Quantitative analysis of heavy metals in soil by X-ray fluorescence with PCA-ANOVA and support vector regression

Heavy metal concentration is an important index for evaluating soil pollution. It is of great significance to measure the trace element content accurately for green agriculture development. In order to detect the trace element content accurately, a new prediction framework including pre-processing, signal extraction, feature selection and decision-making was proposed. The energy dispersive X-ray fluorescence (ED-XRF) spectra of 57 national standard soil samples were investigated based on the proposed methods.
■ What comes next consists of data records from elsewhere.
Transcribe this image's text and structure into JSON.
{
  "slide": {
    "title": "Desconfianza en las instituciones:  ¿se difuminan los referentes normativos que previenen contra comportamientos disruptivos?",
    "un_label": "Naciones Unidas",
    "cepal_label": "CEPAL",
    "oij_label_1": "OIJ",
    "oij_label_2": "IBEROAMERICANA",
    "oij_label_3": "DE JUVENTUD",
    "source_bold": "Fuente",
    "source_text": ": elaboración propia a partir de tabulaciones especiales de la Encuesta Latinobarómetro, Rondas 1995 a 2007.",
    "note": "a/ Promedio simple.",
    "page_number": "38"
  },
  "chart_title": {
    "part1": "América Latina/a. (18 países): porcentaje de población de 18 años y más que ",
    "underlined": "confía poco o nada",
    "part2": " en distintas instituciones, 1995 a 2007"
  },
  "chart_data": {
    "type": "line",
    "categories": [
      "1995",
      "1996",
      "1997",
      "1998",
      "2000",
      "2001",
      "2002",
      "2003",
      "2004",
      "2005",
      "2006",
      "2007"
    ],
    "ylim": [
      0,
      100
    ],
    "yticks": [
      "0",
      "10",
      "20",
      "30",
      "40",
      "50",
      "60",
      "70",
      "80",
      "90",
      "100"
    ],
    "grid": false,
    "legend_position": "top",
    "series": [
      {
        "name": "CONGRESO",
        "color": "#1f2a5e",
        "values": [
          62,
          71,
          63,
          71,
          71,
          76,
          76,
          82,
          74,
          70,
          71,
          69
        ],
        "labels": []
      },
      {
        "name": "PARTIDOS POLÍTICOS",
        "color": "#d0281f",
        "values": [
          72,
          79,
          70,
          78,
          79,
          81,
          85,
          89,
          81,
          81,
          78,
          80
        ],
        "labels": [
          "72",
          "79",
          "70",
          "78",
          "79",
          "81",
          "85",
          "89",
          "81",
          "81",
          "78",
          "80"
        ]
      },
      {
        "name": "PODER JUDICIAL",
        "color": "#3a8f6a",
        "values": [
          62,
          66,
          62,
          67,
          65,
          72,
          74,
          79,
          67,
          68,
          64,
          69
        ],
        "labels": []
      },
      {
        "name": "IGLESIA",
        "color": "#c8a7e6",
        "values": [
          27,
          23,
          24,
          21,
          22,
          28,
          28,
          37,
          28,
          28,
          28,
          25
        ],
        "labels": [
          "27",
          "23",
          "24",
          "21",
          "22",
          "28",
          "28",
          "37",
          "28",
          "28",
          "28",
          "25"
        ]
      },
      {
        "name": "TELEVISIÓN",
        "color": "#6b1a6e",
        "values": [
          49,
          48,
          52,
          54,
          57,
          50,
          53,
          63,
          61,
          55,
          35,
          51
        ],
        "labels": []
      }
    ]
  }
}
Firstly, an innovative background deduction method called iterative adaptive window empirical wavelet transform (IAWEWT) was introduced to extract effective counts of characteristic peaks, and the proposed approach was validated by the coefficient of determination (R-2) of the instrumental calibration curve compared with two other conventional methods. Secondly, principal component analysis (PCA) was combined with the analysis of variance (ANOVA) for variable selection optimization of the ED-XRF spectrum. After PCA feature extraction and ANOVA variable selection treatment, the optimum number of principal components for V, Cr, Cu, Zn, Mo, Cd and Pb were determined to be 7, 15, 4, 4, 4, 5 and 12 respectively. Furthermore, the support vector regression (SVR) model was adopted for heavy metal estimation. The evaluation indices included R-2 and root mean square error (RMSE). It was demonstrated that the predictive capabilities of seven heavy metal elements were improved substantially for elemental analysis by the proposed PCA-ANOVA-SVR model, with excellent results for V, Cr, Cu, Zn, Mo, Cd and Pb estimates, and the R-2 values were 0.993, 0.996, 0.999, 0.999, 0.997, 0.998 and 0.998 respectively. Therefore, the new framework proposed in this paper can effectively eliminate redundant features and determine the concentration of trace elements in soil. It provides an effective alternative for the quantitative analysis of X-ray fluorescence spectrometry.